A maioria nunca se permitirá cair de amores pela enteada, não deixará os filhos para trás numa aventura romântica e nem abandonará o companheiro de uma vida pela promessa de uma derradeira paixão. A maioria, mesmo amando, jamais se permitirá uma troca tão radical de lealdades. Quem age assim, com parcimônia, se mostra melhor ou pior que os outros? É ético ou apenas covarde, incapaz de chegar ao fundo de seus próprios sentimentos?
Difícil.
Por maior que seja a minha simpatia pelos apaixonados, acredito que a gente se move num universo definido por sentimentos e valores. Se estar com o amor da minha vida exige que eu jogue minha biografia pela janela e atropele os sentimentos dos outros como um ônibus desgovernado, bem, talvez não seja o amor da minha vida.

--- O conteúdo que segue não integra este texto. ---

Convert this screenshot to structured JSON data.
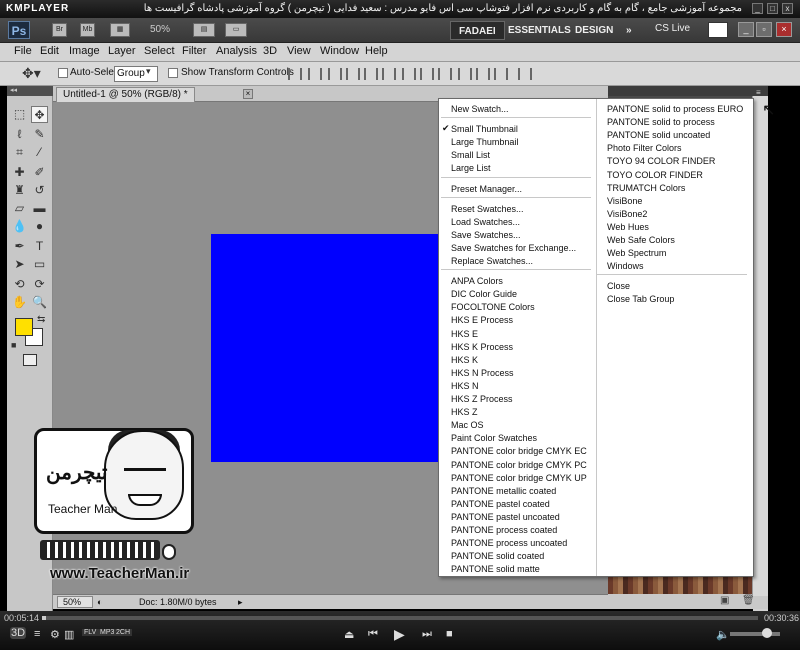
{
  "player": {
    "logo": "KMPLAYER",
    "title": "مجموعه آموزشی جامع ، گام به گام و کاربردی نرم افزار فتوشاپ سی اس فایو مدرس : سعید فدایی ( تیچرمن ) گروه آموزشی پادشاه گرافیست ها",
    "time_elapsed": "00:05:14",
    "time_total": "00:30:36",
    "formats": [
      "FLV",
      "MP3",
      "3D",
      "2CH"
    ]
  },
  "appbar": {
    "logo": "Ps",
    "br": "Br",
    "mb": "Mb",
    "zoom": "50%",
    "workspaces": [
      "FADAEI",
      "ESSENTIALS",
      "DESIGN"
    ],
    "more": "»",
    "cs_live": "CS Live"
  },
  "menubar": [
    "File",
    "Edit",
    "Image",
    "Layer",
    "Select",
    "Filter",
    "Analysis",
    "3D",
    "View",
    "Window",
    "Help"
  ],
  "options": {
    "auto_select_label": "Auto-Select:",
    "auto_select_value": "Group",
    "show_transform_label": "Show Transform Controls"
  },
  "document": {
    "tab_title": "Untitled-1 @ 50% (RGB/8) *",
    "zoom": "50%",
    "doc_info": "Doc: 1.80M/0 bytes",
    "canvas_color": "#0000ff"
  },
  "colors": {
    "foreground": "#ffe000",
    "background": "#ffffff"
  },
  "flyout": {
    "col1": [
      {
        "label": "New Swatch...",
        "sep_after": true
      },
      {
        "label": "Small Thumbnail",
        "checked": true
      },
      {
        "label": "Large Thumbnail"
      },
      {
        "label": "Small List"
      },
      {
        "label": "Large List",
        "sep_after": true
      },
      {
        "label": "Preset Manager...",
        "sep_after": true
      },
      {
        "label": "Reset Swatches..."
      },
      {
        "label": "Load Swatches..."
      },
      {
        "label": "Save Swatches..."
      },
      {
        "label": "Save Swatches for Exchange..."
      },
      {
        "label": "Replace Swatches...",
        "sep_after": true
      },
      {
        "label": "ANPA Colors"
      },
      {
        "label": "DIC Color Guide"
      },
      {
        "label": "FOCOLTONE Colors"
      },
      {
        "label": "HKS E Process"
      },
      {
        "label": "HKS E"
      },
      {
        "label": "HKS K Process"
      },
      {
        "label": "HKS K"
      },
      {
        "label": "HKS N Process"
      },
      {
        "label": "HKS N"
      },
      {
        "label": "HKS Z Process"
      },
      {
        "label": "HKS Z"
      },
      {
        "label": "Mac OS"
      },
      {
        "label": "Paint Color Swatches"
      },
      {
        "label": "PANTONE color bridge CMYK EC"
      },
      {
        "label": "PANTONE color bridge CMYK PC"
      },
      {
        "label": "PANTONE color bridge CMYK UP"
      },
      {
        "label": "PANTONE metallic coated"
      },
      {
        "label": "PANTONE pastel coated"
      },
      {
        "label": "PANTONE pastel uncoated"
      },
      {
        "label": "PANTONE process coated"
      },
      {
        "label": "PANTONE process uncoated"
      },
      {
        "label": "PANTONE solid coated"
      },
      {
        "label": "PANTONE solid matte"
      }
    ],
    "col2": [
      {
        "label": "PANTONE solid to process EURO"
      },
      {
        "label": "PANTONE solid to process"
      },
      {
        "label": "PANTONE solid uncoated"
      },
      {
        "label": "Photo Filter Colors"
      },
      {
        "label": "TOYO 94 COLOR FINDER"
      },
      {
        "label": "TOYO COLOR FINDER"
      },
      {
        "label": "TRUMATCH Colors"
      },
      {
        "label": "VisiBone"
      },
      {
        "label": "VisiBone2"
      },
      {
        "label": "Web Hues"
      },
      {
        "label": "Web Safe Colors"
      },
      {
        "label": "Web Spectrum"
      },
      {
        "label": "Windows",
        "sep_after": true
      },
      {
        "label": "Close"
      },
      {
        "label": "Close Tab Group"
      }
    ]
  },
  "watermark": {
    "logo_text": "تیچرمن",
    "tagline": "Teacher Man",
    "url": "www.TeacherMan.ir"
  }
}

Tendo amado algumas vezes, nem sempre de forma fácil, nunca me foi sugerido que abandonasse alguma parte essencial de mim. Das minhas ideias, do me passado ou dos meus afetos. Suspeito que não aceitaria. Tal como eu entendo, o amor é uma forma elevada de aceitação. Eu venho como sou e com aquilo que carrego. O outro se aproxima com o que traz. Nos encontramos nos braços um do outro, no meio do caminho. Quando essa comunhão não é possível, talvez não seja amor. Talvez seja um equívoco.
Isso não torna mais fácil responder à pergunta inicial do texto. É aceitável abandonar a mulher (ou o homem) da vida inteira por uma última paixão? É lícito causar tamanho sofrimento a quem foi parceiro, amante e confidente por tantos anos – e não tem mais tempo para recomeçar?
Cada um responde a isso de acordo com a sua ética e o seu temperamento. Da minha parte, mesmo sentindo que o amor é o elemento central da existência, ainda assim não acho que ele justifique tudo. Ele não pode ser a medida de todas as coisas. Há lealdades que têm de ser mantidas e laços que precisam ser preservados. Eu me recuso a viver num mundo em que a coisa mais importante seja a minha felicidade. Seria um mundo mesquinho.
Mas a verdade é que eu não tenho 79 anos, não sinto que o meu tempo está acabando, não estou perdidamente apaixonado por uma modelo e não tenho que escolher, de forma tão visceral, entre ser leal e ser feliz. Ainda bem.